As we come into another weekend, some of us are pretty excited to hit the water and relax… and hopefully catch some fish! We have probably opened up our weather apps a dozen or so times (if not more) to check on this lovely front that has moved into our area. I have probably opened up my app over 50 times to see the forecast, constantly on the change.
This year has started off a whole lot differently than last… at least in my boat when compared to last year’s logs. By this time last year, I was picking up nice limits of eyes on a normal basis and letting go various post-spawn females. As you all know, I mainly fish around Oshkosh and don’t really like to travel, usually because my spots can be prosperous. This has certainly not been the case so far and I have had to adapt.
If you look at the recent AIM tournament results on our system, you will see that roughly 10 pounds was what it took to win it. Unreal! The fishermen in that tournament sure deserve some awesome credit as they really battled to get those baskets. Why is this? Well, the forage in the system is just incredible right now. The various strains of food are in abundance and some of these fish just aren’t needing to chase our rigs. With the forage and water temps, some of the “running” fish aren’t traveling back just yet and they are hanging out way up north.
I was messaged the night before the tournament by a couple guys fishing it. I’m going to tell you the same things I told them and what I said is still holding true. In my opinion, the sheer numbers of fish are still up into the Fremont, New London and Shiocton areas. The larger numbers of fish still haven’t decided to come back down, based upon the forage and water temperatures. The fish that are coming back (or that have already returned) are really not too active for the most part.
As we have discussed in previous articles and reports, some fish will never leave a lake or a river in our system their entire life. There will always be walleyes in Lake Winnebago or the Upper Lakes. The bad thing is that the numbers are just not visible when we are fishing these locations and there is such an abundance of forage. I was casting a point on a lake in our system recently. I love my Flicker Shads so that was what I was throwing. Almost every cast, I had various forms of perch, following in the crank. I had at least one follow it every other cast, sometimes two or three!
The reefs, breaks, points and shorelines in Winnebago haven’t been hot. Has there been fish taken? Yea, some… but just not in the numbers or in a consistent basis as what we are used to. The usual crawler/leech on slips and jigs, are a couple tactics that has taken some fish.
Seeing I have been asked a [couple] times over the past week, I will say that if you are willing to travel away from Oshkosh (or wherever your home base is), go way Upriver. Again, I still feel as though your best odds at getting on some great eaters are in the troughs and trenches of the upper Wolf River.
Tactics are pretty simple and have changed a bit over the last month or so. Dragging crawlers with 1/16oz – 1/4oz jigs has been the most talked about tactic. A steady drift downriver, pulling the jig over bottom can produce, but when in these conditions, you will usually see me adding some action to the jigs. Maybe it’s just because I can’t sit still for too long…
If you are looking for some fun white bass fishing, pulling fly rigs in the Oshkosh area has been really fun.
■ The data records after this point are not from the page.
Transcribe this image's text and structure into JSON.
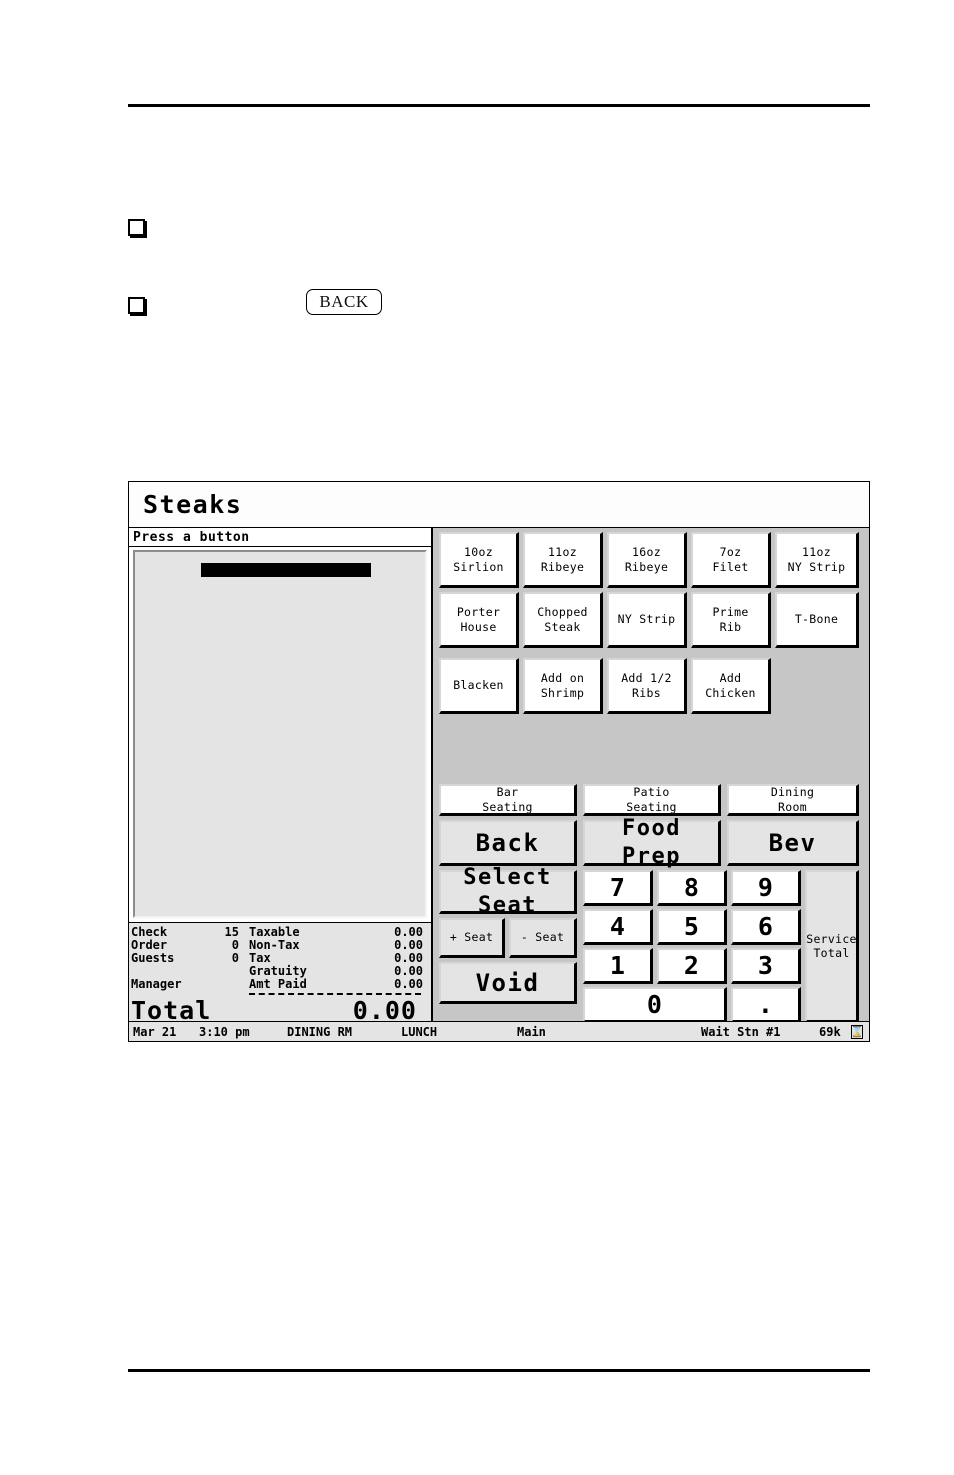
{
  "document": {
    "back_chip_label": "BACK",
    "bullets": [
      {
        "marker": "checkbox-square",
        "text": ""
      },
      {
        "marker": "checkbox-square",
        "text": ""
      }
    ]
  },
  "pos": {
    "title": "Steaks",
    "prompt": "Press a button",
    "order_display": {
      "redacted": true,
      "lines": []
    },
    "check": {
      "rows": [
        {
          "label": "Check",
          "qty": "15",
          "name": "Taxable",
          "amount": "0.00"
        },
        {
          "label": "Order",
          "qty": "0",
          "name": "Non-Tax",
          "amount": "0.00"
        },
        {
          "label": "Guests",
          "qty": "0",
          "name": "Tax",
          "amount": "0.00"
        },
        {
          "label": "",
          "qty": "",
          "name": "Gratuity",
          "amount": "0.00"
        },
        {
          "label": "Manager",
          "qty": "",
          "name": "Amt Paid",
          "amount": "0.00"
        }
      ],
      "total_label": "Total",
      "total_amount": "0.00"
    },
    "menu_buttons_row1": [
      "10oz\nSirlion",
      "11oz\nRibeye",
      "16oz\nRibeye",
      "7oz\nFilet",
      "11oz\nNY Strip"
    ],
    "menu_buttons_row2": [
      "Porter\nHouse",
      "Chopped\nSteak",
      "NY Strip",
      "Prime\nRib",
      "T-Bone"
    ],
    "menu_buttons_row3": [
      "Blacken",
      "Add on\nShrimp",
      "Add 1/2\nRibs",
      "Add\nChicken"
    ],
    "seating_buttons": [
      "Bar\nSeating",
      "Patio\nSeating",
      "Dining\nRoom"
    ],
    "function_buttons": [
      "Back",
      "Food\nPrep",
      "Bev"
    ],
    "select_seat_label": "Select\nSeat",
    "seat_plus_label": "+ Seat",
    "seat_minus_label": "- Seat",
    "void_label": "Void",
    "service_total_label": "Service\nTotal",
    "keypad": [
      "7",
      "8",
      "9",
      "4",
      "5",
      "6",
      "1",
      "2",
      "3"
    ],
    "keypad_zero": "0",
    "keypad_dot": ".",
    "status_bar": {
      "date": "Mar 21",
      "time": "3:10 pm",
      "room": "DINING RM",
      "meal": "LUNCH",
      "menu": "Main",
      "station": "Wait Stn #1",
      "memory": "69k",
      "icon": "hourglass-icon"
    }
  },
  "colors": {
    "panel_gray": "#c6c6c6",
    "button_face": "#ffffff",
    "button_gray": "#e4e4e4",
    "shadow": "#000000"
  }
}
The white bass are filling up our rivers all through the system right now including huge schools being reported in the upper Wolf. They are fun to catch and great to eat. I could have easily filled up the live well on my last time out in Oshkosh, working red/gold and red/purple fly rigs around the Oshkosh through the Butte des Morts Bridge area. I was looking for some of the cruising eyes but couldn’t find anything acceptable over 12”. If you are new to fly rigs, click the picture above for a how-to video!
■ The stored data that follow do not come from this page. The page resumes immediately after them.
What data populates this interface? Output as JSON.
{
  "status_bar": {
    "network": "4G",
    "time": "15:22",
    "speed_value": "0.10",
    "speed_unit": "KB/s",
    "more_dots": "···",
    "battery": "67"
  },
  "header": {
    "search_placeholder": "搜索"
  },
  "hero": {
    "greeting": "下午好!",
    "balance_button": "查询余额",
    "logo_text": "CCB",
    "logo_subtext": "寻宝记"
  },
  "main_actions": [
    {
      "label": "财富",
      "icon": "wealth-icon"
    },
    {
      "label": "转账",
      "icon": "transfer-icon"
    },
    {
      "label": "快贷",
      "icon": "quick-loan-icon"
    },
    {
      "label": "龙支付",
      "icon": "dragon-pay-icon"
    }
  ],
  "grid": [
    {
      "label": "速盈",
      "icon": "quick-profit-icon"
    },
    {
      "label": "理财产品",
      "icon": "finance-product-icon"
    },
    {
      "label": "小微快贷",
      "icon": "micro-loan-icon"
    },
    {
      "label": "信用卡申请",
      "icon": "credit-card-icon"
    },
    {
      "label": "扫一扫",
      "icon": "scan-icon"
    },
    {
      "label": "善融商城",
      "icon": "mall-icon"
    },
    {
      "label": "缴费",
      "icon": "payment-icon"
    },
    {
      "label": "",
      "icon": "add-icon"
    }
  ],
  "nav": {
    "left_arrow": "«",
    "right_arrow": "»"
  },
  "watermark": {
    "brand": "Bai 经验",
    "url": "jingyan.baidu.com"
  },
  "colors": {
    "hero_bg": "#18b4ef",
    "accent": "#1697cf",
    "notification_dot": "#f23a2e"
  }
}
If you want panfish, the channels around our system have been hit or miss. With our front moving in, a big scenario comes into play. If you would have found an active area on a channel under optimal conditions, it certainly doesn’t mean those fish would be active when facing the front we are. Slips with red worms have been the go-to for these fish, but bouncing around to various areas of the channel (or different channels) have been needed to feel some good tugs.
How you plan on attacking the water this weekend could change very easily. It’s all about how much you want to work to put fish in the boat. Have various setups with you and plan for everything. Don’t throw out the ideas of using minnows on the slips, jigs or river rig setups. We must present something the fish want, and with our forage, you can bet they are getting their fill on prey with gills.